«В политической жизни, как и в обыденной, большинство людей видят факты и явления односторонне, в свете собственного опыта и знания. Из этого не следует, однако, что в политических спорах так называемых рядовых, то есть обыкновенных людей, все они более или менее не правы. Здесь так же действителен тот непреложный закон жизни, который говорит, что при возможном обилии точек зрения спорящих сторон может быть, в сущности, две, и ближе к правде может быть только одна — именно та, которая выдвинута самой жизнью в ее развитии, ее как бы завтрашним днем».
Фадеев своеобразно трактует понятие «тема произведения». Он предлагает отказаться от школьной формулировки: «тема — это то, о чем пишется». На его взгляд, в подобных определениях слишком отдалены писатель и изображаемая жизнь, и он предлагает дефиницию, сливающую воедино замысел художника и предмет изобра-жепия: «Тематика — это не только то, о чем пишется, это отношение художника к материалу».
Фадеев поясняет: социалистическое строительство, колхозная жизнь, соревнование — конкретные жизненные явления.

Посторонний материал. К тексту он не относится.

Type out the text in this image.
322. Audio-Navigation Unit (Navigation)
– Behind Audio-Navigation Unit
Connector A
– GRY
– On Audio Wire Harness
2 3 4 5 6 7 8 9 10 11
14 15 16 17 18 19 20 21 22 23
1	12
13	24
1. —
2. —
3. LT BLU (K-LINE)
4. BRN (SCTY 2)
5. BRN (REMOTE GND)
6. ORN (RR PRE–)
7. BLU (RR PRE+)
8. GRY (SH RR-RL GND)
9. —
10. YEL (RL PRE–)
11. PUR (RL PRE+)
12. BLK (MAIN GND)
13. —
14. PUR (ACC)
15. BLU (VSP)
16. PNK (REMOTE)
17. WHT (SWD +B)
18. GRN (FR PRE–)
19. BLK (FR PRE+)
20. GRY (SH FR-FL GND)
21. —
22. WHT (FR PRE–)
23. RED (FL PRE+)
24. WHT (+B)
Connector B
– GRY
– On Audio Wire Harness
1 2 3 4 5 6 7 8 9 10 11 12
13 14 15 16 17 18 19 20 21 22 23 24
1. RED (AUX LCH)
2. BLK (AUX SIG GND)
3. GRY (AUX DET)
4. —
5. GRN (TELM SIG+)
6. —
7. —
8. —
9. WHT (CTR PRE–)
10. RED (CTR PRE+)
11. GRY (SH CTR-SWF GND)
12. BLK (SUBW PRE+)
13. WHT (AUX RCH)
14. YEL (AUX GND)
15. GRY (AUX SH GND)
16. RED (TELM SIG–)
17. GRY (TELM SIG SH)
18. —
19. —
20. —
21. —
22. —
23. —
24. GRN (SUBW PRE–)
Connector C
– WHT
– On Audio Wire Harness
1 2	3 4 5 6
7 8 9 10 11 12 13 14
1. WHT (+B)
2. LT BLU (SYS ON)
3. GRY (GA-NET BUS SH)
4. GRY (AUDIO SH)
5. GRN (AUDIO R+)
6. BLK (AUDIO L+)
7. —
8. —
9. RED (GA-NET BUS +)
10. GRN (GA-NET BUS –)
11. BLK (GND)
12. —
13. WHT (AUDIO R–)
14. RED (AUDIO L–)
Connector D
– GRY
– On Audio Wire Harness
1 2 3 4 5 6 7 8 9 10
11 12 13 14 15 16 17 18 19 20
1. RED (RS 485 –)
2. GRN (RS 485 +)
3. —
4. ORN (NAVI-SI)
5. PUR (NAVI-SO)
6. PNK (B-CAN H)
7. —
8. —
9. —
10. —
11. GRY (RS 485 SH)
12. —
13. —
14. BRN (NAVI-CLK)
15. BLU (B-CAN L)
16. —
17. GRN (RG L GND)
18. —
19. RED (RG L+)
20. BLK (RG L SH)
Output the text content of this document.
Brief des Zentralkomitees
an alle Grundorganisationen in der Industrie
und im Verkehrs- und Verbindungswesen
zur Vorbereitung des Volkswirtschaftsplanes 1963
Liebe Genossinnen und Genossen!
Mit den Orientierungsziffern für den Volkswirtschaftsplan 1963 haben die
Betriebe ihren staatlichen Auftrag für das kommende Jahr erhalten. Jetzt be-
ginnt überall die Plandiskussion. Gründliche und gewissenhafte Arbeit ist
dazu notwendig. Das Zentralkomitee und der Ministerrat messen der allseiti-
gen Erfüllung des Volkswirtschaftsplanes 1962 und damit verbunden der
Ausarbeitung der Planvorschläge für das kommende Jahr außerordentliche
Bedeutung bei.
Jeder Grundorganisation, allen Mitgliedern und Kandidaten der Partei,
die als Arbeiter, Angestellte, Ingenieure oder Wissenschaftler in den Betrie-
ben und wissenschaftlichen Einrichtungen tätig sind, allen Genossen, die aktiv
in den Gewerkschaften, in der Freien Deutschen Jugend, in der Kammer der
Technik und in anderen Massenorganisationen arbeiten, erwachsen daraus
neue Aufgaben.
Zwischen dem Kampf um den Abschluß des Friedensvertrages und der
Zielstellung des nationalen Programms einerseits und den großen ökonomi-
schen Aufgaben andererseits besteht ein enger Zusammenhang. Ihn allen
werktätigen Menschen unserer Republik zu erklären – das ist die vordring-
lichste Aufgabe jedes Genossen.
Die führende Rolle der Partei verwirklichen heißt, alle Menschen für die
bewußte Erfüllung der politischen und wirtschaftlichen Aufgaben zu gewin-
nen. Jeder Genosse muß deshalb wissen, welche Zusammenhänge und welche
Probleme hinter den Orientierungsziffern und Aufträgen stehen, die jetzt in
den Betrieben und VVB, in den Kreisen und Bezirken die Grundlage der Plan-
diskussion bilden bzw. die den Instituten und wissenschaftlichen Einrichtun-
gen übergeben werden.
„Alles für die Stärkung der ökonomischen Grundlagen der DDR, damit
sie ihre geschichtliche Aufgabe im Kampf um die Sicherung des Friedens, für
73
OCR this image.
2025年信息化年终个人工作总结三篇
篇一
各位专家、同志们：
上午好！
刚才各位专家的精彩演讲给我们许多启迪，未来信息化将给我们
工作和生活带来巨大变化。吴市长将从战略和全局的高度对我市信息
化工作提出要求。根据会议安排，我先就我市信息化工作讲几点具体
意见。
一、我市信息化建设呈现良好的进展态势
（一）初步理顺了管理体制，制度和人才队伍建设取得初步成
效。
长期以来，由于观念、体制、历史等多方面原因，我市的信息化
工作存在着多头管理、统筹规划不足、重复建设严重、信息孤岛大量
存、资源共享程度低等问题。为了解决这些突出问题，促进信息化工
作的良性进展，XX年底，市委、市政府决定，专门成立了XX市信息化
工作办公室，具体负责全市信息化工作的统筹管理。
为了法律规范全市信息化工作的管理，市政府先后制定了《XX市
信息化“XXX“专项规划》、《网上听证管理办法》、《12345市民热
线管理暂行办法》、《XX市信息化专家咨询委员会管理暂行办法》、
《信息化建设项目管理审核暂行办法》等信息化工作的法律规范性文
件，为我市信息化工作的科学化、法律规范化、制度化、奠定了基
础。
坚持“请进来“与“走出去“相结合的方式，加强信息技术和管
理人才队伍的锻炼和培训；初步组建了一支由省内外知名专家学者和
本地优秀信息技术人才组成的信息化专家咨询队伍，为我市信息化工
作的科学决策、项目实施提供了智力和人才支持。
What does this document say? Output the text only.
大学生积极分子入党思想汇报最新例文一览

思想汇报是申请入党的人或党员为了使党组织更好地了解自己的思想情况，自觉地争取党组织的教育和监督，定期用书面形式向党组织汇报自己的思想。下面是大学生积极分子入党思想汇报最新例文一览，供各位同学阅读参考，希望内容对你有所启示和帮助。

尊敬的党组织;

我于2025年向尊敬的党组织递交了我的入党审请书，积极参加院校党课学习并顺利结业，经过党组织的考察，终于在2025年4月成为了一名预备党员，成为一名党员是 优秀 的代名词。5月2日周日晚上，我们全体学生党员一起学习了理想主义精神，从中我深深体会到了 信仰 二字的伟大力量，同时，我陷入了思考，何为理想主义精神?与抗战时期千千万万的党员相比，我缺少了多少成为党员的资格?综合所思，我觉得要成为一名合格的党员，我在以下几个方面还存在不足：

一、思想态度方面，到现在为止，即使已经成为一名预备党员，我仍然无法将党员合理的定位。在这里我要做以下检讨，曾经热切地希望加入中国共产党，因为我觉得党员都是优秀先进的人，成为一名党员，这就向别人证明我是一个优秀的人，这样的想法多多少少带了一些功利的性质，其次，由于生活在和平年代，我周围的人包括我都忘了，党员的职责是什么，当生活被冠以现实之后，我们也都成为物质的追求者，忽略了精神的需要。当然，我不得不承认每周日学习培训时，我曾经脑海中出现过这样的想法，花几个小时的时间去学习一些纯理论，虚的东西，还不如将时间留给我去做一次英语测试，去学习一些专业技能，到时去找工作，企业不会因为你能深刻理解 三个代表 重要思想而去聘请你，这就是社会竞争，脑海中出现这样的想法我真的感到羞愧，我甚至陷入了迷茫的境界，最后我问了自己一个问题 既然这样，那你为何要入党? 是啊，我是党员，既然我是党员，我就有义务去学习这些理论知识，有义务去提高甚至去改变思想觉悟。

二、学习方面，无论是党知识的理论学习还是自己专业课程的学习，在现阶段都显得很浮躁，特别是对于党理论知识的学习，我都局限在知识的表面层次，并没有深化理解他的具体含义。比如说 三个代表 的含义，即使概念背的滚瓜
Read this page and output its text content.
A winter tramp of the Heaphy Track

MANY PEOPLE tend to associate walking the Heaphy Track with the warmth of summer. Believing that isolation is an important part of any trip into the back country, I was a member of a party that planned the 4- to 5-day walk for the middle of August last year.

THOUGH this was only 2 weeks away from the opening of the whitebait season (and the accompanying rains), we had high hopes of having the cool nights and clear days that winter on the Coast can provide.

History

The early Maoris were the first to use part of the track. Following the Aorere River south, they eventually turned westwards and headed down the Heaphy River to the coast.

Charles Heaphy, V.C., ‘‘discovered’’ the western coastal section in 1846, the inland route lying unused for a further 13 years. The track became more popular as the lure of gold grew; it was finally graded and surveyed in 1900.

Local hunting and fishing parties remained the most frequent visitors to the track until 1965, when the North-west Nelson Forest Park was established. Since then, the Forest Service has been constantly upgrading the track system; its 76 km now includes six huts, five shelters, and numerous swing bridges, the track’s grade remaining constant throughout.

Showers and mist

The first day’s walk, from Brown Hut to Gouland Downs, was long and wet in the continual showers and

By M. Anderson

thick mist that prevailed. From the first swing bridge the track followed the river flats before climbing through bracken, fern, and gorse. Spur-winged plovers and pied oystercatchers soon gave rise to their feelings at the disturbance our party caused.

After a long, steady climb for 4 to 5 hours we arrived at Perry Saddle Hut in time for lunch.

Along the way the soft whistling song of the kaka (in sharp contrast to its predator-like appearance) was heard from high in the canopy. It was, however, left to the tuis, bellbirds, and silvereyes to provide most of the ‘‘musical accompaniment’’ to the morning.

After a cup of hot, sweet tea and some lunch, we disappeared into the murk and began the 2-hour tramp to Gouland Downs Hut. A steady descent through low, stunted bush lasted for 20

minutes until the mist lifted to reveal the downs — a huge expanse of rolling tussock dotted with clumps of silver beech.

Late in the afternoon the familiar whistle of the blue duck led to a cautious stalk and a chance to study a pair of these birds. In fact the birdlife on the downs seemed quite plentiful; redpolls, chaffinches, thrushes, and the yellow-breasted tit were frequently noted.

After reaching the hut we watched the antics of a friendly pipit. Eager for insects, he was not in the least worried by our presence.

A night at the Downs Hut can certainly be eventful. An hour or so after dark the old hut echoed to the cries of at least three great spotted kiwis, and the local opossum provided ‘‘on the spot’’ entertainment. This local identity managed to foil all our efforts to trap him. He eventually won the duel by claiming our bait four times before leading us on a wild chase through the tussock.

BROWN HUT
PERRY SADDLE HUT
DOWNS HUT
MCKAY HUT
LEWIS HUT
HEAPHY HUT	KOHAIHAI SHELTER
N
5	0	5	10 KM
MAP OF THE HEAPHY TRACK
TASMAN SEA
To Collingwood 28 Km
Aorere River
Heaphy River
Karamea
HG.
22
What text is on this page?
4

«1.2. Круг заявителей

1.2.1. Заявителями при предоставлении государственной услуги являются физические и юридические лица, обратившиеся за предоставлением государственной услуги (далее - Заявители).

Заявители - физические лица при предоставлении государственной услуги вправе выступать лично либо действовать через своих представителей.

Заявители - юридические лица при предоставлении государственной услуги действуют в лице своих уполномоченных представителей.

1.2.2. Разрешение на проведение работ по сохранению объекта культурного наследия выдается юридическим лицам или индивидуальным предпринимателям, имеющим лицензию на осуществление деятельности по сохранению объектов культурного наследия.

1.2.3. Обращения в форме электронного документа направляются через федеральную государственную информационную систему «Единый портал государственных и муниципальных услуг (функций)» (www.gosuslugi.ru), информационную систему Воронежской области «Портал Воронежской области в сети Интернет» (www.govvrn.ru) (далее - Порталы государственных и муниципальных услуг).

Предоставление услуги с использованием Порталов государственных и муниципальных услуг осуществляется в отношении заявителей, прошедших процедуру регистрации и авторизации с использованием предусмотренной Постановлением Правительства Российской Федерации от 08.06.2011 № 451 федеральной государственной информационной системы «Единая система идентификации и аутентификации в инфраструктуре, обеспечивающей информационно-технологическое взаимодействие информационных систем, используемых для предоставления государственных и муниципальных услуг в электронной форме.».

Тема же — категория художественная, эстетическая, она вбирает в себя личность автора, страстно увлеченного замыслом. Любое жизненное явление, включенное в систему образного мышления, «должно иметь в себе «нечто», привнесенное личностью художника, специфическим глазом художника».
Лишь естественное переплетение большой темы, большой идеи с личностью и всей судьбой талантливого писателя, создает художественное явление, способное иметь широкое общее значение в искусстве. Образ, не прошедший через сердце творца, остается абстрактным, сухим, лишенным жизненной конкретности.
Даже как рапповский критик, постоянно настаивая на объективности искусства — «в смысле соответствия изображаемого объективной действительности», Фадеев считает необходимым подчеркнуть, что это соответствие не означает беспристрастность художника и что вообще беспристрастность в искусстве может быть только кажущейся, даже если писатель и претендует на таковую позицию. Все более тонко постигая диалектику соотношения субъективного и объективного, изображения и выражения в художественном творчестве, Фадеев усиленно подчеркивает роль творческой индивидуальности, живой страсти, той субъективности, которая позволяет писателю глубже воспринимать и постигать сложности тревожного, яростного мира.
В любом разговоре, даже в самой коротенькой рецензии, он обязательно отметит, есть ли у того или иного писателя индивидуальное видение мира, свой взгляд, свое отношение к жизни.
Фадеев очеловечивал художественные ценности и говорил: надо ставить вопрос не об абстрактно «идеологических» качествах писателя, а обязательно о художественном лице произведения. Призывал подходить к писателю не только с критериями художественности, но и оценивать его через деяние, творчество.
…В сущности, у каждой настоящей книги нет последней страницы, даже если она формально закончена. Книга будет вновь и вновь дописываться воображением читателя, изменяться во времени, обрастать всевозможными трактовками, как, скажем, «Тихий Дон» М. Шолохова. Мы вкладываем в произведение искусства и свое содержание.
Замысел «Последнего из удэге» был близок к осуществлению. Судя по заметкам-планам 1947–1948 годов, Фадеев не думал менять характеры героев. Действие должно было обрести большую внешнюю стремительность, до конца разъясниться, а Гиммера, Лангового, отца и сына Казанков — барышников наконец-то настигнет возмездие. И что очень важно — истинное лицо буквально всех вошедших в роман героев выявлено и описано с осязаемой убедительностью.
«Последний из удэге» — роман открытого конца, хотя каждая часть имеет свое завершение. Не зря третья часть романа была признана читателями и литературной общественностью лучшей книгой 1936 года. Именно книгой. А «Литературная газета» посвятила ей две полосы из читательских писем, решительно принявших роман.
Вся работа над романом — поиск от начала до конца. Этот поиск проходил на глазах читателей. Журнальные варианты дополнялись новыми главами. Целые страницы, мастерски выписанные, исчезали, поскольку мешали, на взгляд писателя, движению и развитию общего сюжета.
Фадеев вводил читателя в новый, созданный воображением мир с неторопливой обстоятельностью. Сюжет двигался плавно, естественно, постепенно все более обогащаясь. В то же время всякий раз тема овладевала писателем, как одно-единственное чувство, одна-единственная страсть.
Первые две части объединились затем в одну. Не меняя общей концепции и, что очень важно, сути характеров, Фадеев открыто вносил композиционные изменения, простодушно подставлял себя под обстрел критиков, отыскивая все новые и новые художественные «грехи» в своем творении: самодовлеющий психологизм, композиционное несовершенство, излишнюю детализацию и так далее. Он так часто и упорно, с юношеской нерасчетливостью будет об этом говорить, что критикам не представляло труда монтировать все эти самобичевания и устраивать время от времени «разгромы» первых частей «Последнего из удэге».